The Cherokees, after being driven from their homes, were divided into detachments of nearly equal size and late in October, 1838, the first detachment started, the others following one by one. The aged, sick and the young children rode in the wagons which carried the provisions and bedding, while others went on foot. The trip was made in the dead of winter and many died from exposure from sleet and snow and all who lived to make this trip, or had parents who made it, will long remember it as a bitter memory.

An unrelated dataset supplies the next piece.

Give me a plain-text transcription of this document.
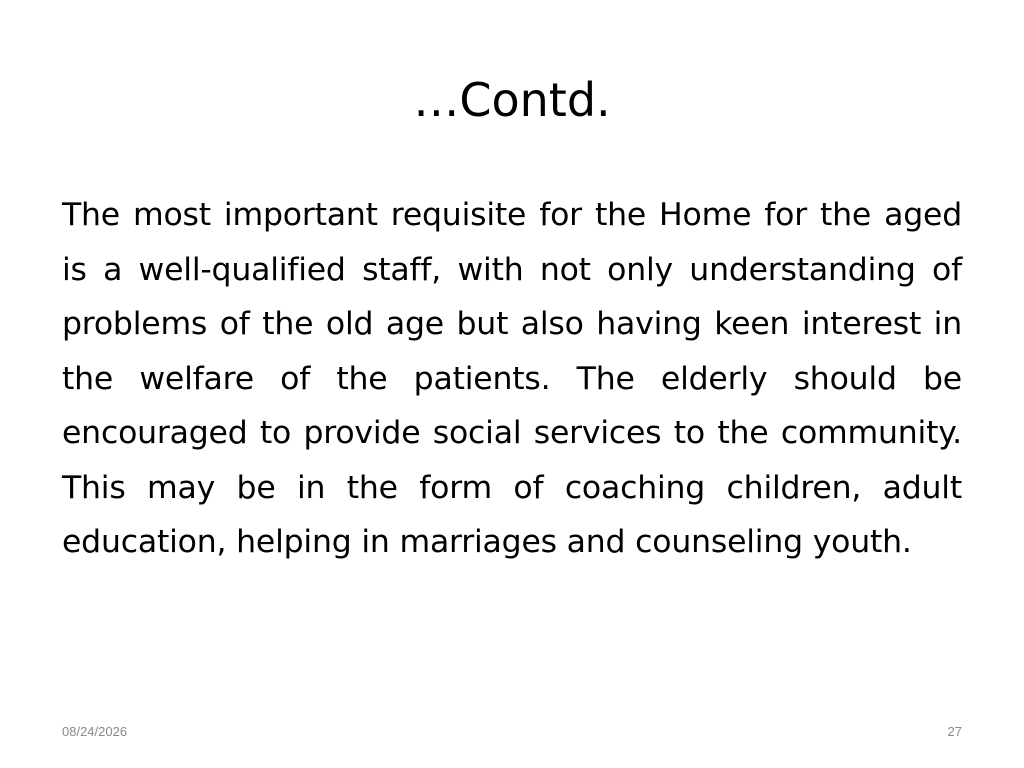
…Contd.

The most important requisite for the Home for the aged is a well-qualified staff, with not only understanding of problems of the old age but also having keen interest in the welfare of the patients. The elderly should be encouraged to provide social services to the community. This may be in the form of coaching children, adult education, helping in marriages and counseling youth.

08/24/2026	27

When we arrived here from Georgia my parents settled with their master, George Sanders, near Tahlequah, or near the place where Tahlequah now is located, for at that time the capital had not been established. I well remember the time when a commission of three men was selected from the Illinois Camp Ground to look out [scout] the location for a capital and when the date was set to meet at a big spring, where the present town of Tahlequah now stands, there were only two of the commissioners present. They waited and waited for the third man to come, but finally gave him up and selected the site on account of the number of springs surrounding the town. I remember too, the great Inter-Tribal Council which was held in Tahlequah during the year of 1843 under the leadership of Chief John Ross. My mother assisted with the cooking at that gathering, while my duty was to carry water to those at the meeting from the near-by springs. About ten years after we arrived in the Indian Territory, I witnessed the erection of four little log cabins to house the officers of the Cherokee Government. I have seen a dashing young slave boy acting as coachman for Chief John Ross, drive him in from his home near Park Hill and let him out at the Capitol Square, where he would spend the day at the little log cabins, then the seat of government of the Cherokee tribe. The old square was first surrounded by a rail fence at that time and many horses could be seen tied there while their owners spent the day in the new capital. I remember a few years after we arrived here, that Major General Ethan Allen Hitchcock came here from Washington to hold a conference with Chief John Ross and the Cherokee people with reference to a new treaty, seeking to pay the Cherokees for their loss and wrongs during their removal from Georgia. This meeting was held under a big shed erected in the center of the square and was attended by a large number of people. Chief John Ross addressed the audience in English and Chief Justice Bushyhead interpreted it in Cherokee. The government agreed to indemnify the Indians for their losses but I am told that they now have claims filed in the court of claims for some of this very money.1
Endnotes
1 Eliza Whitmire, Interview 12963, vol. 97, Estella, Okla., Feb. 14, 1936, 398–401, Indian Pioneer Papers, Western History Collections, University of Oklahoma, Norman, Okla.